While Mapping is the core feature of the program there is also a need for some other minor enhancements to work in a proper work-flow. These features include easy access to Wikipedia pages using a particular template as well as shortcuts.

Using shortcuts

The program supports several shortcuts to improve the users work-flow. Often a user wants to add a new property at the bottom of the mapping but drag-and-drop the appropriate element from the template widget to the mapping widget is forbidden by the build-in nesting rules. For example a PropertyMapping node cannot be dropped on the last PropertyMapping node because this would result in an improper nesting of templates. To avoid the situation where a user has to scroll to the mappings node on top of the mapping widget to drop the PropertyMapping node the program offers a shortcut to copy a node and attach it to the end of the mapping - this can be achieved by pressing the Shift key while clicking on a node with the mouse. This works for most of the available nodes. The same result can be achieved by using the context menu on a node and choose the menu item copy node. Furthermore the program has shortcuts for deleting nodes (Ctrl + click) and validating subtrees (Alt + click).

Fetching Wikipedia articles using a specific template

While mapping a Wikipedia template property to the corresponding ontology property identifying the meaning of a label or to find the matching ontology property is sometimes difficult. Therefore the user has to check which values are typically assigned to the template property when it is used in Wikipedia articles. This can be time consuming, especially when the found article does not use the ambiguous template property. To improve the process of finding a Wikipedia article which uses the currently mapped template the user has the ability to use the examples feature. The program offers five random example Wikipedia articles which use the specific template from a set of the first 100 offered by the Wikipedia API. The feature can be accessed by clicking the button with the label examples in the Wikipedia property widget.

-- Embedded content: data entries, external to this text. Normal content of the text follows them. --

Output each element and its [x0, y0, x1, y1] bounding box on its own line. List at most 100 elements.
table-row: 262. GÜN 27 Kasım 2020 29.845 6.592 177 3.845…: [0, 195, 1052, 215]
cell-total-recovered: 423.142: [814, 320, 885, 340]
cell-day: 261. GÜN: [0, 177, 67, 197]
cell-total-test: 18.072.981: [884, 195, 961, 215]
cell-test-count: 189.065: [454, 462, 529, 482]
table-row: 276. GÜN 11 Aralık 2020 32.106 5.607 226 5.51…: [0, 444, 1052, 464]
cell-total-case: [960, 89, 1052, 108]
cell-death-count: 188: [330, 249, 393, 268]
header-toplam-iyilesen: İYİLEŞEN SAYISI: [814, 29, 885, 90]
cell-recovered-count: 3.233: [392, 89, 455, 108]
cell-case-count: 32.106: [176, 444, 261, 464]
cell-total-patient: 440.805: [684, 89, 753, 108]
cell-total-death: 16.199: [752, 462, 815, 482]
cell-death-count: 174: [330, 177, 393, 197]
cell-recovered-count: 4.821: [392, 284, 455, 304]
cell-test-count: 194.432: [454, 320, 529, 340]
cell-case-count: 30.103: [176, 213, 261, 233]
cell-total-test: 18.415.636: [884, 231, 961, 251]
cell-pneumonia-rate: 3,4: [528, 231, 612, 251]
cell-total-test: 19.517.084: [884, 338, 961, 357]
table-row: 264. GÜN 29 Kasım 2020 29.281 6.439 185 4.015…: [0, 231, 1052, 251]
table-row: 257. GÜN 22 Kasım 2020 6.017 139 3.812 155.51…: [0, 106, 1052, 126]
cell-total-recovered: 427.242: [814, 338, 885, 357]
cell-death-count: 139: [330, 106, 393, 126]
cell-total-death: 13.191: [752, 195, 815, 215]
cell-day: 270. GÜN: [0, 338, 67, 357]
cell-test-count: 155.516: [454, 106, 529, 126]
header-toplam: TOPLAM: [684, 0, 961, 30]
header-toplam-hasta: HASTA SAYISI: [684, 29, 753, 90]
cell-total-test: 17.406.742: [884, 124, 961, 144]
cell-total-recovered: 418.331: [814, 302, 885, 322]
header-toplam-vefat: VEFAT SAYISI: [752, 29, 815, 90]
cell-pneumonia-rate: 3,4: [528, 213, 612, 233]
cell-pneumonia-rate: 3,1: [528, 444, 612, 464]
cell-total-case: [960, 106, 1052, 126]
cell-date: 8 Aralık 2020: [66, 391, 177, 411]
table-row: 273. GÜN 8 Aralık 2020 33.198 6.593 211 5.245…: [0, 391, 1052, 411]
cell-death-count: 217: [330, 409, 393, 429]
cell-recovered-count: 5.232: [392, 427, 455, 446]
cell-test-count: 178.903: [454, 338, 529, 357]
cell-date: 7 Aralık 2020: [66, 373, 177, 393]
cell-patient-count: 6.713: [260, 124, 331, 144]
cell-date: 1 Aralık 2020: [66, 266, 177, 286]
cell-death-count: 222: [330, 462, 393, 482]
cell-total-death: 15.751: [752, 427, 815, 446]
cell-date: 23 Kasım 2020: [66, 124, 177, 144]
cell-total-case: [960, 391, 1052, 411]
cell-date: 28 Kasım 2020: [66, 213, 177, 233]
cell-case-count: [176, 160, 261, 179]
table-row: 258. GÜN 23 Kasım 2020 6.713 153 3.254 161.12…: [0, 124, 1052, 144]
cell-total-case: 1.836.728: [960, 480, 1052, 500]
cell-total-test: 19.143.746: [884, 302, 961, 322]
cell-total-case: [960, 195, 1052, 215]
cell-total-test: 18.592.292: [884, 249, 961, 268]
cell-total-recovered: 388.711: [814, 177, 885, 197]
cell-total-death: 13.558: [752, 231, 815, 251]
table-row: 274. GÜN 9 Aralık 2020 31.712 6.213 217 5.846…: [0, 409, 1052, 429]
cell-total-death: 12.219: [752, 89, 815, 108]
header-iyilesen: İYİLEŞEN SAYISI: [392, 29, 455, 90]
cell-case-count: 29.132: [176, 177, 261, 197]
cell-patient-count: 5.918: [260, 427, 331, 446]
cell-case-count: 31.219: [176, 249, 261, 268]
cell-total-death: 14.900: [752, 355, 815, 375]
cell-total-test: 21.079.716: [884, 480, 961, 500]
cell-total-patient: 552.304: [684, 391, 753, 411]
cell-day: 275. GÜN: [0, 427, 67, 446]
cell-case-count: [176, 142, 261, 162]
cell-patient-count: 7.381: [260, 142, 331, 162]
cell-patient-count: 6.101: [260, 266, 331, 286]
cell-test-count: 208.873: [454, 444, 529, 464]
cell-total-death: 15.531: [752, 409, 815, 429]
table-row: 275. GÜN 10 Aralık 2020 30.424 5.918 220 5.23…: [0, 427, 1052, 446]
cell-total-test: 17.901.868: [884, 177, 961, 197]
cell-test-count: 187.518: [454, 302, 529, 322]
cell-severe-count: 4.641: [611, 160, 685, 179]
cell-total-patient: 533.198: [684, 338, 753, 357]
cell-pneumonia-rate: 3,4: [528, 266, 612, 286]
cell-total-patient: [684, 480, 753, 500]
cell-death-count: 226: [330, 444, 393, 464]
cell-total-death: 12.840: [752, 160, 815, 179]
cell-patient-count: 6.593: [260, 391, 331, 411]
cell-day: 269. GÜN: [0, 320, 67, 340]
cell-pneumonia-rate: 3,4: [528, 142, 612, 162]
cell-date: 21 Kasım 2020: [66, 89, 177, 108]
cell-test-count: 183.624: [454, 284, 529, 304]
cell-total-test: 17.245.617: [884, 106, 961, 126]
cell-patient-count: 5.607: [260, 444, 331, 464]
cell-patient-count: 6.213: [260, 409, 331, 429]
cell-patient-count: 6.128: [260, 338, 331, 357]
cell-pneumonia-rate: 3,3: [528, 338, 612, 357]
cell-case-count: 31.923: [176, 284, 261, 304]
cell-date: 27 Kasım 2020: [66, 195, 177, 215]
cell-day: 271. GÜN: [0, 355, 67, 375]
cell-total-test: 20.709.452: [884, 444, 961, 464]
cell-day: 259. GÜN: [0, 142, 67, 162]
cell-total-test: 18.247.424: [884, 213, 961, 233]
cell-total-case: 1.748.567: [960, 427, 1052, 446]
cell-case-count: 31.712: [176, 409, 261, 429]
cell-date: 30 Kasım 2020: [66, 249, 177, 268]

Synchronizing the ontology

To synchronize the underlying ontology of the mapping tool with the dataset from DBpedia a user can use the synchronize button on the left side of the menu bar. This feature requires a password to prevent an abusive usage of this operation which could at worst exceed the server and database capacity by generating the database representation of the ontology over and over. The most time consuming part of this operation is querying the API of the DBpedia MediaWiki for all necessary information. Depending on the configuration the tool also supports caching for this operation which supersedes the HTTP request to DBpedia as a consequence of this users have to invalidate the cache before synchronizing the ontology.

Cache invalidation

Cache invalidation is always required when a user changes the configuration of the tool to force a reload of the settings. Besides it can be necessary when the ontology has to be regenerated from the DBpedia source, as the tool is able to cache the API results of DBpedia for a fixed time period defined in the tools config/config.ini.